Thanks be to God that a number of ceremonies and spiritual practices have been given to us. We heard Jesus’ familiar words today: “Do this in remembrance of me,” and, “This cup that is poured out for you is the new covenant in my blood.”
We Baptists are in the Church tradition that talks about there being just two ‘ordinances,’ sometimes called ‘sacraments.’ There are not seven, there are just two rituals Jesus Himself, in the Bible, said to do. Baptize people, and eat the bread and wine to remember Him. Yet we have many other ceremonies in which we know God and the power of God’s blessings. Worship together; worship alone. A wedding ceremony. The ordination of a person to special Christian ministry. Fasting. Going on a spiritual retreat. Examples of these, and others, fill the pages of the scriptures. Our many uses of the Bible itself are little rituals, of a sort, that God uses to recreate each of us.
I wonder about the simple act of reading through the Bible, all the time. Each day I have my own little ceremony. A prayer from a certain book of prayers, a devotional reading from Tabletalk, then the reading of my daily portion of scripture: OT, Psalm, NT, Proverb. Then more praying. I happen to be reading through Isaiah right now, among other things. What powerful things can be happening, in me, because I have just worked my way through Isaiah again?
I am a believer in the power of us sharing the same ceremony – doing the same thing with Christ. To me, this is ‘religion,’ in the best sense of the word. When people share some ways of being with God. Sharing rituals, sharing words, sharing time, sharing beliefs. To have your own individual beliefs and spiritual practices is fine, but if you don’t share the same things with anyone else in the whole world, there is something missing, something sad about that.
I heard on a classical music station on the radio something about the French composer Erik Satie. An amazing musician, he was a weird man. Satie founded a religion called “The Metropolitan Church of Jesus Art.” He was the only member.

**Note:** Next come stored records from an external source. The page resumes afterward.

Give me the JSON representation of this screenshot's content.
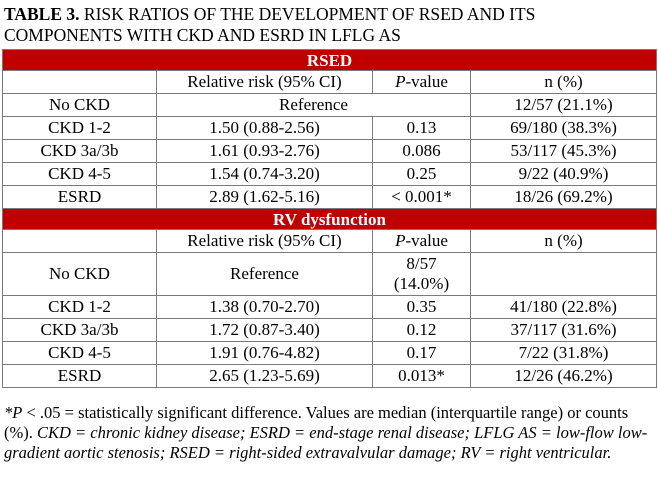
{
  "title": {
    "bold_prefix": "TABLE 3.",
    "text": " RISK RATIOS OF THE DEVELOPMENT OF RSED AND ITS COMPONENTS WITH CKD AND ESRD IN LFLG AS"
  },
  "sections": [
    {
      "heading": "RSED",
      "headers": [
        "",
        "Relative risk (95% CI)",
        "-value",
        "n (%)"
      ],
      "header_p_italic": "P",
      "rows": [
        {
          "label": "No CKD",
          "rr": "Reference",
          "p": "",
          "n": "12/57 (21.1%)",
          "merged": true
        },
        {
          "label": "CKD 1-2",
          "rr": "1.50 (0.88-2.56)",
          "p": "0.13",
          "n": "69/180 (38.3%)"
        },
        {
          "label": "CKD 3a/3b",
          "rr": "1.61 (0.93-2.76)",
          "p": "0.086",
          "n": "53/117 (45.3%)"
        },
        {
          "label": "CKD 4-5",
          "rr": "1.54 (0.74-3.20)",
          "p": "0.25",
          "n": "9/22 (40.9%)"
        },
        {
          "label": "ESRD",
          "rr": "2.89 (1.62-5.16)",
          "p": "< 0.001*",
          "n": "18/26 (69.2%)"
        }
      ]
    },
    {
      "heading": "RV dysfunction",
      "headers": [
        "",
        "Relative risk (95% CI)",
        "-value",
        "n (%)"
      ],
      "header_p_italic": "P",
      "rows": [
        {
          "label": "No CKD",
          "rr": "Reference",
          "p_line1": "8/57",
          "p_line2": "(14.0%)",
          "n": ""
        },
        {
          "label": "CKD 1-2",
          "rr": "1.38 (0.70-2.70)",
          "p": "0.35",
          "n": "41/180 (22.8%)"
        },
        {
          "label": "CKD 3a/3b",
          "rr": "1.72 (0.87-3.40)",
          "p": "0.12",
          "n": "37/117 (31.6%)"
        },
        {
          "label": "CKD 4-5",
          "rr": "1.91 (0.76-4.82)",
          "p": "0.17",
          "n": "7/22 (31.8%)"
        },
        {
          "label": "ESRD",
          "rr": "2.65 (1.23-5.69)",
          "p": "0.013*",
          "n": "12/26 (46.2%)"
        }
      ]
    }
  ],
  "footnote": {
    "star_p": "*P",
    "plain": " < .05 = statistically significant difference. Values are median (interquartile range) or counts (%). ",
    "italic": "CKD = chronic kidney disease; ESRD = end-stage renal disease; LFLG AS = low-flow low-gradient aortic stenosis; RSED = right-sided extravalvular damage; RV = right ventricular."
  },
  "colors": {
    "section_header_bg": "#c00000",
    "section_header_fg": "#ffffff",
    "border": "#7a7a7a"
  }
}
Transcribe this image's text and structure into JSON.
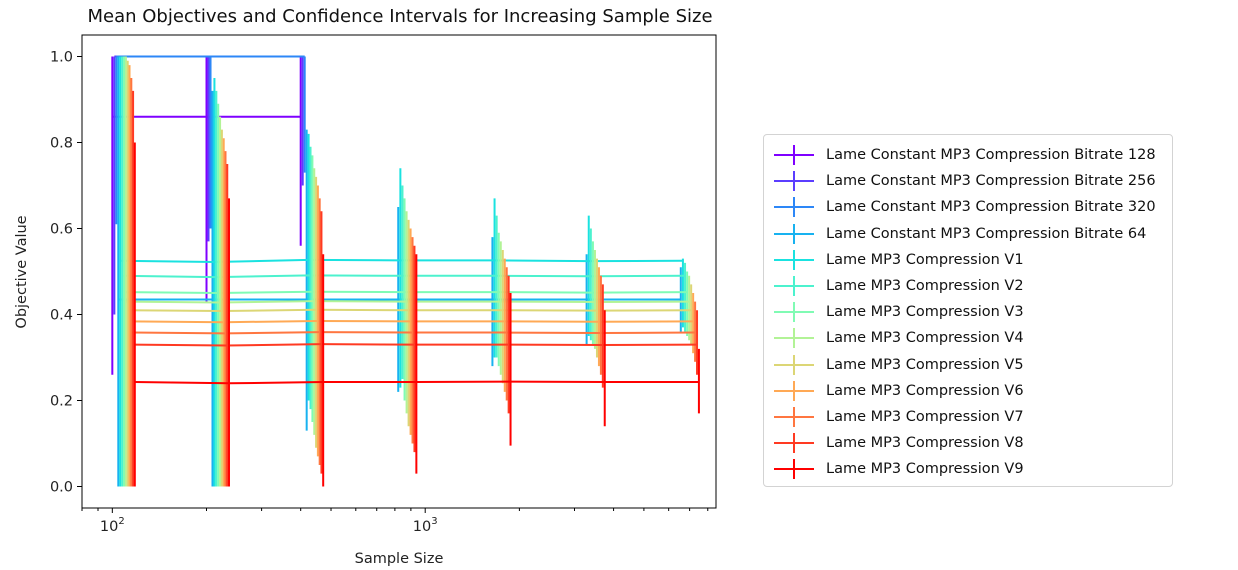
{
  "chart_data": {
    "type": "line",
    "title": "Mean Objectives and Confidence Intervals for Increasing Sample Size",
    "xlabel": "Sample Size",
    "ylabel": "Objective Value",
    "xscale": "log",
    "xlim": [
      80,
      8500
    ],
    "ylim": [
      -0.05,
      1.05
    ],
    "y_ticks": [
      "0.0",
      "0.2",
      "0.4",
      "0.6",
      "0.8",
      "1.0"
    ],
    "x_tick_labels": [
      {
        "base": "10",
        "exp": "2"
      },
      {
        "base": "10",
        "exp": "3"
      }
    ],
    "grid": false,
    "legend_position": "right",
    "series": [
      {
        "name": "Lame Constant MP3 Compression Bitrate 128",
        "color": "#7f00ff",
        "x": [
          100,
          200,
          400
        ],
        "y": [
          0.86,
          0.86,
          0.86
        ],
        "err_low": [
          0.26,
          0.43,
          0.56
        ],
        "err_high": [
          1.0,
          1.0,
          1.0
        ]
      },
      {
        "name": "Lame Constant MP3 Compression Bitrate 256",
        "color": "#5b3dff",
        "x": [
          101.5,
          203,
          406
        ],
        "y": [
          1.0,
          1.0,
          1.0
        ],
        "err_low": [
          0.4,
          0.57,
          0.7
        ],
        "err_high": [
          1.0,
          1.0,
          1.0
        ]
      },
      {
        "name": "Lame Constant MP3 Compression Bitrate 320",
        "color": "#2d87f7",
        "x": [
          103,
          206,
          412
        ],
        "y": [
          1.0,
          1.0,
          1.0
        ],
        "err_low": [
          0.61,
          0.6,
          0.73
        ],
        "err_high": [
          1.0,
          1.0,
          1.0
        ]
      },
      {
        "name": "Lame Constant MP3 Compression Bitrate 64",
        "color": "#18b2f0",
        "x": [
          104.5,
          209,
          418,
          820,
          1640,
          3280,
          6560
        ],
        "y": [
          0.435,
          0.435,
          0.435,
          0.435,
          0.435,
          0.435,
          0.435
        ],
        "err_low": [
          0.0,
          0.0,
          0.13,
          0.22,
          0.28,
          0.33,
          0.36
        ],
        "err_high": [
          1.0,
          0.92,
          0.83,
          0.65,
          0.58,
          0.54,
          0.51
        ]
      },
      {
        "name": "Lame MP3 Compression V1",
        "color": "#1ae2e0",
        "x": [
          106,
          212,
          424,
          833,
          1666,
          3332,
          6664
        ],
        "y": [
          0.525,
          0.522,
          0.527,
          0.526,
          0.526,
          0.524,
          0.525
        ],
        "err_low": [
          0.0,
          0.0,
          0.2,
          0.23,
          0.3,
          0.35,
          0.37
        ],
        "err_high": [
          1.0,
          0.95,
          0.82,
          0.74,
          0.67,
          0.63,
          0.53
        ]
      },
      {
        "name": "Lame MP3 Compression V2",
        "color": "#4cf2ce",
        "x": [
          107.5,
          215,
          430,
          846,
          1692,
          3384,
          6768
        ],
        "y": [
          0.49,
          0.487,
          0.491,
          0.49,
          0.49,
          0.489,
          0.49
        ],
        "err_low": [
          0.0,
          0.0,
          0.18,
          0.25,
          0.3,
          0.34,
          0.36
        ],
        "err_high": [
          1.0,
          0.92,
          0.79,
          0.7,
          0.63,
          0.6,
          0.52
        ]
      },
      {
        "name": "Lame MP3 Compression V3",
        "color": "#80fbb4",
        "x": [
          109,
          218,
          436,
          859,
          1718,
          3436,
          6872
        ],
        "y": [
          0.452,
          0.45,
          0.453,
          0.452,
          0.452,
          0.451,
          0.452
        ],
        "err_low": [
          0.0,
          0.0,
          0.15,
          0.2,
          0.28,
          0.33,
          0.35
        ],
        "err_high": [
          1.0,
          0.89,
          0.77,
          0.67,
          0.59,
          0.57,
          0.5
        ]
      },
      {
        "name": "Lame MP3 Compression V4",
        "color": "#b2f396",
        "x": [
          110.5,
          221,
          442,
          872,
          1744,
          3488,
          6976
        ],
        "y": [
          0.43,
          0.428,
          0.431,
          0.43,
          0.43,
          0.429,
          0.43
        ],
        "err_low": [
          0.0,
          0.0,
          0.12,
          0.17,
          0.26,
          0.32,
          0.34
        ],
        "err_high": [
          1.0,
          0.86,
          0.74,
          0.64,
          0.57,
          0.55,
          0.49
        ]
      },
      {
        "name": "Lame MP3 Compression V5",
        "color": "#dcd675",
        "x": [
          112,
          224,
          448,
          885,
          1770,
          3540,
          7080
        ],
        "y": [
          0.41,
          0.408,
          0.411,
          0.41,
          0.41,
          0.409,
          0.41
        ],
        "err_low": [
          0.0,
          0.0,
          0.09,
          0.14,
          0.24,
          0.3,
          0.33
        ],
        "err_high": [
          0.99,
          0.83,
          0.72,
          0.62,
          0.55,
          0.53,
          0.47
        ]
      },
      {
        "name": "Lame MP3 Compression V6",
        "color": "#ffa955",
        "x": [
          113.5,
          227,
          454,
          898,
          1796,
          3592,
          7184
        ],
        "y": [
          0.384,
          0.382,
          0.385,
          0.384,
          0.384,
          0.383,
          0.384
        ],
        "err_low": [
          0.0,
          0.0,
          0.07,
          0.12,
          0.22,
          0.28,
          0.31
        ],
        "err_high": [
          0.98,
          0.81,
          0.7,
          0.6,
          0.53,
          0.51,
          0.45
        ]
      },
      {
        "name": "Lame MP3 Compression V7",
        "color": "#ff7640",
        "x": [
          115,
          230,
          460,
          911,
          1822,
          3644,
          7288
        ],
        "y": [
          0.358,
          0.356,
          0.359,
          0.358,
          0.358,
          0.357,
          0.358
        ],
        "err_low": [
          0.0,
          0.0,
          0.05,
          0.1,
          0.2,
          0.26,
          0.29
        ],
        "err_high": [
          0.95,
          0.78,
          0.67,
          0.58,
          0.51,
          0.49,
          0.43
        ]
      },
      {
        "name": "Lame MP3 Compression V8",
        "color": "#ff3a22",
        "x": [
          116.5,
          233,
          466,
          924,
          1848,
          3696,
          7392
        ],
        "y": [
          0.33,
          0.328,
          0.331,
          0.33,
          0.33,
          0.329,
          0.33
        ],
        "err_low": [
          0.0,
          0.0,
          0.03,
          0.08,
          0.17,
          0.23,
          0.26
        ],
        "err_high": [
          0.92,
          0.75,
          0.64,
          0.56,
          0.49,
          0.47,
          0.41
        ]
      },
      {
        "name": "Lame MP3 Compression V9",
        "color": "#ff0000",
        "x": [
          118,
          236,
          472,
          937,
          1874,
          3748,
          7496
        ],
        "y": [
          0.243,
          0.24,
          0.243,
          0.243,
          0.244,
          0.243,
          0.243
        ],
        "err_low": [
          0.0,
          0.0,
          0.0,
          0.03,
          0.095,
          0.14,
          0.17
        ],
        "err_high": [
          0.8,
          0.67,
          0.54,
          0.54,
          0.45,
          0.41,
          0.32
        ]
      }
    ]
  }
}
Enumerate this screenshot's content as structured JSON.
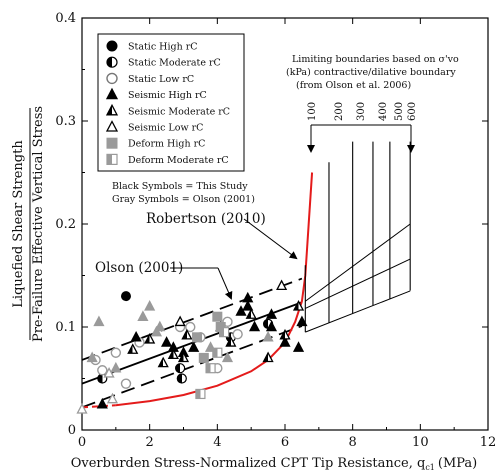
{
  "chart_data": {
    "type": "scatter",
    "xlabel": "Overburden Stress-Normalized CPT Tip Resistance, q",
    "xlabel_sub": "c1",
    "xlabel_unit": "(MPa)",
    "ylabel_line1": "Liquefied Shear Strength",
    "ylabel_line2": "Pre-Failure Effective Vertical Stress",
    "xlim": [
      0,
      12
    ],
    "ylim": [
      0,
      0.4
    ],
    "xticks": [
      "0",
      "2",
      "4",
      "6",
      "8",
      "10",
      "12"
    ],
    "yticks": [
      "0",
      "0.1",
      "0.2",
      "0.3",
      "0.4"
    ],
    "legend_position": "top-left",
    "legend": [
      {
        "label": "Static High rC",
        "marker": "circle-filled"
      },
      {
        "label": "Static Moderate rC",
        "marker": "circle-half"
      },
      {
        "label": "Static Low rC",
        "marker": "circle-open"
      },
      {
        "label": "Seismic High rC",
        "marker": "triangle-filled"
      },
      {
        "label": "Seismic Moderate rC",
        "marker": "triangle-half"
      },
      {
        "label": "Seismic Low rC",
        "marker": "triangle-open"
      },
      {
        "label": "Deform High rC",
        "marker": "square-gray"
      },
      {
        "label": "Deform Moderate rC",
        "marker": "square-half-gray"
      }
    ],
    "symbol_note_1": "Black Symbols = This Study",
    "symbol_note_2": "Gray Symbols = Olson (2001)",
    "annotation_robertson": "Robertson (2010)",
    "annotation_olson": "Olson (2001)",
    "boundary_note_1": "Limiting boundaries based on σ'vo",
    "boundary_note_2": "(kPa) contractive/dilative boundary",
    "boundary_note_3": "(from Olson et al. 2006)",
    "boundary_labels": [
      "100",
      "200",
      "300",
      "400",
      "500",
      "600"
    ],
    "olson_line": {
      "x": [
        0,
        6.5
      ],
      "y": [
        0.045,
        0.124
      ]
    },
    "olson_upper": {
      "x": [
        0,
        6.5
      ],
      "y": [
        0.068,
        0.147
      ]
    },
    "olson_lower": {
      "x": [
        0,
        6.5
      ],
      "y": [
        0.022,
        0.101
      ]
    },
    "robertson_curve": [
      [
        0,
        0.022
      ],
      [
        1,
        0.024
      ],
      [
        2,
        0.028
      ],
      [
        3,
        0.034
      ],
      [
        4,
        0.043
      ],
      [
        5,
        0.057
      ],
      [
        5.5,
        0.068
      ],
      [
        6,
        0.085
      ],
      [
        6.3,
        0.105
      ],
      [
        6.5,
        0.125
      ],
      [
        6.6,
        0.15
      ],
      [
        6.7,
        0.2
      ],
      [
        6.8,
        0.25
      ]
    ],
    "boundary_fan_lines": [
      {
        "from": [
          6.6,
          0.125
        ],
        "to": [
          9.7,
          0.2
        ]
      },
      {
        "from": [
          6.6,
          0.118
        ],
        "to": [
          9.7,
          0.166
        ]
      },
      {
        "from": [
          6.6,
          0.095
        ],
        "to": [
          9.7,
          0.135
        ]
      }
    ],
    "series": [
      {
        "name": "Static High rC",
        "marker": "circle-filled",
        "color": "#000000",
        "points": [
          [
            1.3,
            0.13
          ]
        ]
      },
      {
        "name": "Static Moderate rC",
        "marker": "circle-half",
        "color": "#000000",
        "points": [
          [
            0.6,
            0.05
          ],
          [
            2.9,
            0.06
          ],
          [
            2.95,
            0.05
          ],
          [
            4.4,
            0.09
          ],
          [
            5.5,
            0.103
          ]
        ]
      },
      {
        "name": "Static Low rC",
        "marker": "circle-open",
        "color": "#999999",
        "points": [
          [
            0.4,
            0.068
          ],
          [
            0.6,
            0.058
          ],
          [
            1.0,
            0.075
          ],
          [
            1.3,
            0.045
          ],
          [
            1.7,
            0.085
          ],
          [
            2.9,
            0.1
          ],
          [
            3.2,
            0.1
          ],
          [
            3.5,
            0.09
          ],
          [
            4.0,
            0.06
          ],
          [
            4.3,
            0.105
          ],
          [
            4.6,
            0.093
          ]
        ]
      },
      {
        "name": "Seismic High rC",
        "marker": "triangle-filled",
        "color": "#000000",
        "points": [
          [
            0.6,
            0.025
          ],
          [
            1.6,
            0.09
          ],
          [
            2.5,
            0.085
          ],
          [
            2.7,
            0.08
          ],
          [
            3.0,
            0.075
          ],
          [
            3.3,
            0.08
          ],
          [
            4.7,
            0.115
          ],
          [
            4.9,
            0.12
          ],
          [
            4.9,
            0.128
          ],
          [
            5.1,
            0.1
          ],
          [
            5.6,
            0.112
          ],
          [
            5.6,
            0.1
          ],
          [
            6.0,
            0.085
          ],
          [
            6.4,
            0.08
          ],
          [
            6.5,
            0.105
          ]
        ]
      },
      {
        "name": "Seismic Moderate rC",
        "marker": "triangle-half",
        "color": "#000000",
        "points": [
          [
            1.5,
            0.078
          ],
          [
            2.0,
            0.088
          ],
          [
            2.4,
            0.065
          ],
          [
            2.7,
            0.073
          ],
          [
            3.0,
            0.07
          ],
          [
            3.1,
            0.092
          ],
          [
            4.1,
            0.1
          ],
          [
            4.4,
            0.085
          ],
          [
            5.0,
            0.112
          ],
          [
            5.5,
            0.07
          ],
          [
            6.0,
            0.092
          ],
          [
            6.4,
            0.12
          ]
        ]
      },
      {
        "name": "Seismic Low rC",
        "marker": "triangle-open",
        "color": "#000000",
        "points": [
          [
            2.9,
            0.105
          ],
          [
            5.9,
            0.14
          ]
        ]
      },
      {
        "name": "Gray triangles (Olson 2001)",
        "marker": "triangle-filled",
        "color": "#9a9a9a",
        "points": [
          [
            0.5,
            0.105
          ],
          [
            0.3,
            0.07
          ],
          [
            1.0,
            0.06
          ],
          [
            1.8,
            0.11
          ],
          [
            2.0,
            0.12
          ],
          [
            2.2,
            0.095
          ],
          [
            2.3,
            0.1
          ],
          [
            3.8,
            0.08
          ],
          [
            4.3,
            0.07
          ],
          [
            5.5,
            0.09
          ]
        ]
      },
      {
        "name": "Deform High rC",
        "marker": "square-gray",
        "color": "#9a9a9a",
        "points": [
          [
            3.4,
            0.09
          ],
          [
            4.0,
            0.11
          ],
          [
            3.6,
            0.07
          ],
          [
            4.1,
            0.1
          ]
        ]
      },
      {
        "name": "Deform Moderate rC",
        "marker": "square-half-gray",
        "color": "#9a9a9a",
        "points": [
          [
            3.5,
            0.035
          ],
          [
            4.0,
            0.075
          ],
          [
            4.2,
            0.095
          ],
          [
            3.8,
            0.06
          ]
        ]
      },
      {
        "name": "Gray points near origin",
        "marker": "triangle-open",
        "color": "#9a9a9a",
        "points": [
          [
            0.0,
            0.02
          ],
          [
            0.9,
            0.03
          ],
          [
            0.8,
            0.055
          ]
        ]
      }
    ]
  }
}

To me, religion is shared spirituality. You and I share a spiritual path, if we are willing. I’m glad you are willing to be Christians with me. To be Baptists with me. To be Digby Baptists with me. Next Sunday I will offer a special sermon – different, very personal – and I think you deserve to hear it from me.
I take Jesus to be the creator of our fellowship here, though He gives us a lot of freedom to make this what it is. Consider what Christ does with us, and our community, because this Church exists. And take seriously the actions we do together: may the power and love of God be active in us!
So many of us, these past seven months, have been limited in participating. In ‘doing church.’ We can handle the present challenges, that seem to put a stop to so much, because Jesus can handle these challenges. There is still power in the Spirit, power in God’s Church, power in worship and service in the name of Jesus. Our how-to may get changed; the Holy Three-in-One remain steadfast! So we still hunger for getting together, like we used to, because this is not the same. We eagerly desire to share feasts and festivals, music and mourning. May the Spirit of Jesus quench our deep desires for the ceremonies that matter. And May we join our Creator in creating more.